🤖 AI Summary
This work addresses the limitations of existing diffusion-based video adversarial purification methods, which suffer from low sampling efficiency and distorted trajectories, hindering effective recovery of perturbed content. The authors propose a Masked Flow Matching (MFM) mechanism that disrupts global adversarial structures via physical masking and leverages Conditional Flow Matching (CFM) combined with inpainting objectives to reconstruct clean video dynamics. Additionally, a Frequency-Gated Loss (FGL) is introduced to disentangle semantic content from adversarial noise.
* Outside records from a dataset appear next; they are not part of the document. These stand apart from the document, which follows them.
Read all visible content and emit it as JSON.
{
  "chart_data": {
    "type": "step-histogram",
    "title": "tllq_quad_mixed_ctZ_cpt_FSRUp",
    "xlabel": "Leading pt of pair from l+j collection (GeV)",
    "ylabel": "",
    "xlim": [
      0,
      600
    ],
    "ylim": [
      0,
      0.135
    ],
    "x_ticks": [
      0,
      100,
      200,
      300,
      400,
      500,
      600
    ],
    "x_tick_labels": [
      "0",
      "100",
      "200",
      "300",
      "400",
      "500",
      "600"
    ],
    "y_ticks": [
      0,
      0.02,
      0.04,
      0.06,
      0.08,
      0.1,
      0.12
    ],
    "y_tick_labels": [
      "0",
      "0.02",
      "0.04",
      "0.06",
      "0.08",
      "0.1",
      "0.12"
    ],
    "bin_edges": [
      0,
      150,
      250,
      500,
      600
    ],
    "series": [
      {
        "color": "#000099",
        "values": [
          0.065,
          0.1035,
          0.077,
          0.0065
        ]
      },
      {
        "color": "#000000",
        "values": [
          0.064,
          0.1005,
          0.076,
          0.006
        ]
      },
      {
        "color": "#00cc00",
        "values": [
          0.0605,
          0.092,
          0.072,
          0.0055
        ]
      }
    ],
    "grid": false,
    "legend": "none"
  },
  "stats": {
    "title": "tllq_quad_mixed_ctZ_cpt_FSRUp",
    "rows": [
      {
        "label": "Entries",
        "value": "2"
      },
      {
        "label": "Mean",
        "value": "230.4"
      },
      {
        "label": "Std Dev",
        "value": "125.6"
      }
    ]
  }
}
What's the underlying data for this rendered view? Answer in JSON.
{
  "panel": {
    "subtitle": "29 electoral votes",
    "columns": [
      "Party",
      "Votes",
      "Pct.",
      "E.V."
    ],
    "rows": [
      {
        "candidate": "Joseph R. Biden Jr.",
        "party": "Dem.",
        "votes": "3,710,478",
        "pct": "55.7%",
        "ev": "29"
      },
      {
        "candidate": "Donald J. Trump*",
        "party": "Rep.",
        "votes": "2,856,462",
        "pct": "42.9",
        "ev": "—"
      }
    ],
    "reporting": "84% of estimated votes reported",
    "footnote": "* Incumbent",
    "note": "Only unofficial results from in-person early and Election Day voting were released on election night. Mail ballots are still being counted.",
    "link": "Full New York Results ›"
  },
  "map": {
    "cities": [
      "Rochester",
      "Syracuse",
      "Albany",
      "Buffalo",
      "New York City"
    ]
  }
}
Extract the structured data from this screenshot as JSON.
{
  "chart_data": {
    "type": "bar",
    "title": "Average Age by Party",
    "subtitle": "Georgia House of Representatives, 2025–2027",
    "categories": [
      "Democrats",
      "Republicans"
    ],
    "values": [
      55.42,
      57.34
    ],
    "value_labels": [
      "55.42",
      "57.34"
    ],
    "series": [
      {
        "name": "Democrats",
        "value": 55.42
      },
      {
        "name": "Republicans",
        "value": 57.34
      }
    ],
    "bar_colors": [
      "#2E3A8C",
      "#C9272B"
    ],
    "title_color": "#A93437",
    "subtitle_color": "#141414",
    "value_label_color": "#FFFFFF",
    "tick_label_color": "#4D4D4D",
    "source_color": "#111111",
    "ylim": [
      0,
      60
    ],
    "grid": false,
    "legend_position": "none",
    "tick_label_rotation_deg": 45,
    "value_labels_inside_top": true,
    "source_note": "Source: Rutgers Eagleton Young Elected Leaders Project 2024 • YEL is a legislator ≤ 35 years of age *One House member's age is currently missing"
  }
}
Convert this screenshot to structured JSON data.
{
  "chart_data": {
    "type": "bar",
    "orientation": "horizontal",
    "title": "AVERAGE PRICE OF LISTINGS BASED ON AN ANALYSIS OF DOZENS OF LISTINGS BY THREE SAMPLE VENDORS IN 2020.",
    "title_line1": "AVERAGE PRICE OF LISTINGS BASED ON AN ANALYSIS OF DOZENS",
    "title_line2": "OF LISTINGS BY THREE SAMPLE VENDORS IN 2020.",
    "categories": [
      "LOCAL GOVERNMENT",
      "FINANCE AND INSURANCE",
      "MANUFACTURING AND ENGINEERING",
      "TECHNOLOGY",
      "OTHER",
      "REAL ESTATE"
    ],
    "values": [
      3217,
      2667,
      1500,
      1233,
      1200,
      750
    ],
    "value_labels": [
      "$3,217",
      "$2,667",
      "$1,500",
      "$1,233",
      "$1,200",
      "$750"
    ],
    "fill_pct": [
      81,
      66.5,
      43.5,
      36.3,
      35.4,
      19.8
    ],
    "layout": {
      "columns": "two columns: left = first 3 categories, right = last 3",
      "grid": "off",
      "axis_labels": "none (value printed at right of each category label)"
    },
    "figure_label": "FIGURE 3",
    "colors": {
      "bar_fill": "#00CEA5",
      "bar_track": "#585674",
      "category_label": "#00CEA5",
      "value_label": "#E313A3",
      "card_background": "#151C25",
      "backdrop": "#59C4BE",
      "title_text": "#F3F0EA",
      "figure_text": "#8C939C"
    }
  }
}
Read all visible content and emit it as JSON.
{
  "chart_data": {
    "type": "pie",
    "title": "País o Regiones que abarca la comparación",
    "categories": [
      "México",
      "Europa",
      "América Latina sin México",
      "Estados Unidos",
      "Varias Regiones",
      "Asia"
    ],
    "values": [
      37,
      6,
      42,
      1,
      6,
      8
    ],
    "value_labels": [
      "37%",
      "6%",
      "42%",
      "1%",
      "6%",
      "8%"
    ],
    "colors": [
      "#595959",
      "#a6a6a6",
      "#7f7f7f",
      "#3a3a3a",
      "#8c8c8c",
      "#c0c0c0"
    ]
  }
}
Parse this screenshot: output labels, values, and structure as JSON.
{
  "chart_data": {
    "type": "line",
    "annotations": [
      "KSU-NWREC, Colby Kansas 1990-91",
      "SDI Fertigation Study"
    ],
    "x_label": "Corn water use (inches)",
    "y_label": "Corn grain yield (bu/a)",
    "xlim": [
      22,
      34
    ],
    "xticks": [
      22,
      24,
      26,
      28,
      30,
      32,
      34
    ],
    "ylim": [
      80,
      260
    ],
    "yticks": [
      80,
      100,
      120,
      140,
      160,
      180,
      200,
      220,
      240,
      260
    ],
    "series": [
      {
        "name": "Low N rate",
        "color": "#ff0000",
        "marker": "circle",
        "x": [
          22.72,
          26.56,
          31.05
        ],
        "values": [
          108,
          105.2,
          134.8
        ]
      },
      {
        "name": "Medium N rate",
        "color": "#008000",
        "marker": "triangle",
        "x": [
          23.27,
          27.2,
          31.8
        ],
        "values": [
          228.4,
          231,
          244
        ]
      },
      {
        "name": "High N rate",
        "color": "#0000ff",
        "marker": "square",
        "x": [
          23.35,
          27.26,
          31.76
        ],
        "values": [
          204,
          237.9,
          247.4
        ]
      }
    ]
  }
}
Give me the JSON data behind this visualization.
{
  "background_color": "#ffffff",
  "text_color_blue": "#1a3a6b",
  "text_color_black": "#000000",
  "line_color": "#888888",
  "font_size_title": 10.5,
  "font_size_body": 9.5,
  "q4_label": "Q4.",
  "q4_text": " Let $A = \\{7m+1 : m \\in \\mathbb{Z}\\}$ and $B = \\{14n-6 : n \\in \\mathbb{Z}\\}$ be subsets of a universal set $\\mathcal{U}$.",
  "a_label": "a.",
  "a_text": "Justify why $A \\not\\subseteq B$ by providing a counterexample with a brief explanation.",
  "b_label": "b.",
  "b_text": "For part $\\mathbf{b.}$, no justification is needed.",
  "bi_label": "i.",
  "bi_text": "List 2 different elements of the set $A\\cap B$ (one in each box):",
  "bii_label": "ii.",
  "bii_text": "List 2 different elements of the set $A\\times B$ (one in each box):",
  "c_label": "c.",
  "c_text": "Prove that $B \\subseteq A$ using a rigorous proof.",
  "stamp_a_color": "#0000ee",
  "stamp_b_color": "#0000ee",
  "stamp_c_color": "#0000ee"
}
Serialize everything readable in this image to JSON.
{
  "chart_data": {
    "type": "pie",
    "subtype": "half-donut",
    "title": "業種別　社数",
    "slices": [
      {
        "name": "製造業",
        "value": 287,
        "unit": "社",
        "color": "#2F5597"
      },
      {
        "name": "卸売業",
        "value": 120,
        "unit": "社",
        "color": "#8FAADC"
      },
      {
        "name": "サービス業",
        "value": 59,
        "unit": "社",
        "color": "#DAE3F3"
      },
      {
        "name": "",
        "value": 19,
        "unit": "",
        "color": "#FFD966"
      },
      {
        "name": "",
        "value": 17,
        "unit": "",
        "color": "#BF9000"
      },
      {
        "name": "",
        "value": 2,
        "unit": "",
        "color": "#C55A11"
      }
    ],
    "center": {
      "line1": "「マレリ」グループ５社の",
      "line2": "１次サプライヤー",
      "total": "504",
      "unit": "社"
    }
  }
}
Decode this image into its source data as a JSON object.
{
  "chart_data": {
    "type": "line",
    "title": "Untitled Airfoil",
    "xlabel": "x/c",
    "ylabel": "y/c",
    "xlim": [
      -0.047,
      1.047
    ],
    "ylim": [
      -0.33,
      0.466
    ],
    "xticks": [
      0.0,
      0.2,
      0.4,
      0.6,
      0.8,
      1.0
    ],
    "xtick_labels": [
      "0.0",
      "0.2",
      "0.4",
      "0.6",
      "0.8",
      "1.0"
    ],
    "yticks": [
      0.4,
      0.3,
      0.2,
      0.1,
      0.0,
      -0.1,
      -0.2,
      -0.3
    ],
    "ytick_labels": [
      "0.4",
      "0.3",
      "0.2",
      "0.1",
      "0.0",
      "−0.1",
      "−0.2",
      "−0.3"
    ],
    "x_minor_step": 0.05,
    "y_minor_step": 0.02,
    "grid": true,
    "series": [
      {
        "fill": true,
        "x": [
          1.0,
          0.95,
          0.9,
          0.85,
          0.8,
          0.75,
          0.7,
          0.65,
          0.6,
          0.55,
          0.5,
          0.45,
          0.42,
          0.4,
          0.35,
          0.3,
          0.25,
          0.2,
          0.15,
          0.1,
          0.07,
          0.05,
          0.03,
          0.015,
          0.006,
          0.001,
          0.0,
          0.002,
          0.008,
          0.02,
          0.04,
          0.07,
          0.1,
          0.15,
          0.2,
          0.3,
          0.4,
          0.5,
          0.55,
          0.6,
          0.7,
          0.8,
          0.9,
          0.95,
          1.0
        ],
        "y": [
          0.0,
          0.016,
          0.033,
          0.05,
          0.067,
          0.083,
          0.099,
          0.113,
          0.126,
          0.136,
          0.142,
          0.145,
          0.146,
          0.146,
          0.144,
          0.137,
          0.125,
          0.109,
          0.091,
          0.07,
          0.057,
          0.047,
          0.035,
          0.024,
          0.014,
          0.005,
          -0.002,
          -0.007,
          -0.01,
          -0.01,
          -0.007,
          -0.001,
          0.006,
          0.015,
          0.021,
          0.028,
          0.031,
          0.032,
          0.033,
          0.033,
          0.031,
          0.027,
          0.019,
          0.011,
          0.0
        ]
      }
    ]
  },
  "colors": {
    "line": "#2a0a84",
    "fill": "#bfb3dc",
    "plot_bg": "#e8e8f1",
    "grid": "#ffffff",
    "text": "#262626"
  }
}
Incorporating attack-awareness and a generalizable training paradigm, the method achieves robust accuracies of 87% and 89% against PGD and CW attacks on UCF-101 and HMDB-51, respectively, demonstrates strong performance against the adaptive DiffHammer attack, and attains a 98% zero-shot detection accuracy for PGD perturbations.
📝 Abstract
Video recognition models remain vulnerable to adversarial attacks, while existing diffusion-based purification methods suffer from inefficient sampling and curved trajectories. Directly regressing clean videos from adversarial inputs often fails to recover faithful content due to the subtle nature of perturbations; this necessitates physically shattering the adversarial structure. Therefore, we propose Flow Matching for Adversarial Video Purification FMVP. FMVP physically shatters global adversarial structures via a masking strategy and reconstructs clean video dynamics using Conditional Flow Matching (CFM) with an inpainting objective. To further decouple semantic content from adversarial noise, we design a Frequency-Gated Loss (FGL) that explicitly suppresses high-frequency adversarial residuals while preserving low-frequency fidelity. We design Attack-Aware and Generalist training paradigms to handle known and unknown threats, respectively. Extensive experiments on UCF-101 and HMDB-51 demonstrate that FMVP outperforms state-of-the-art methods (DiffPure, Defense Patterns (DP), Temporal Shuffling (TS) and FlowPure), achieving robust accuracy exceeding 87% against PGD and 89% against CW attacks. Furthermore, FMVP demonstrates superior robustness against adaptive attacks (DiffHammer) and functions as a zero-shot adversarial detector, attaining AUC-ROC scores of 0.98 for PGD and 0.79 for highly imperceptible CW attacks.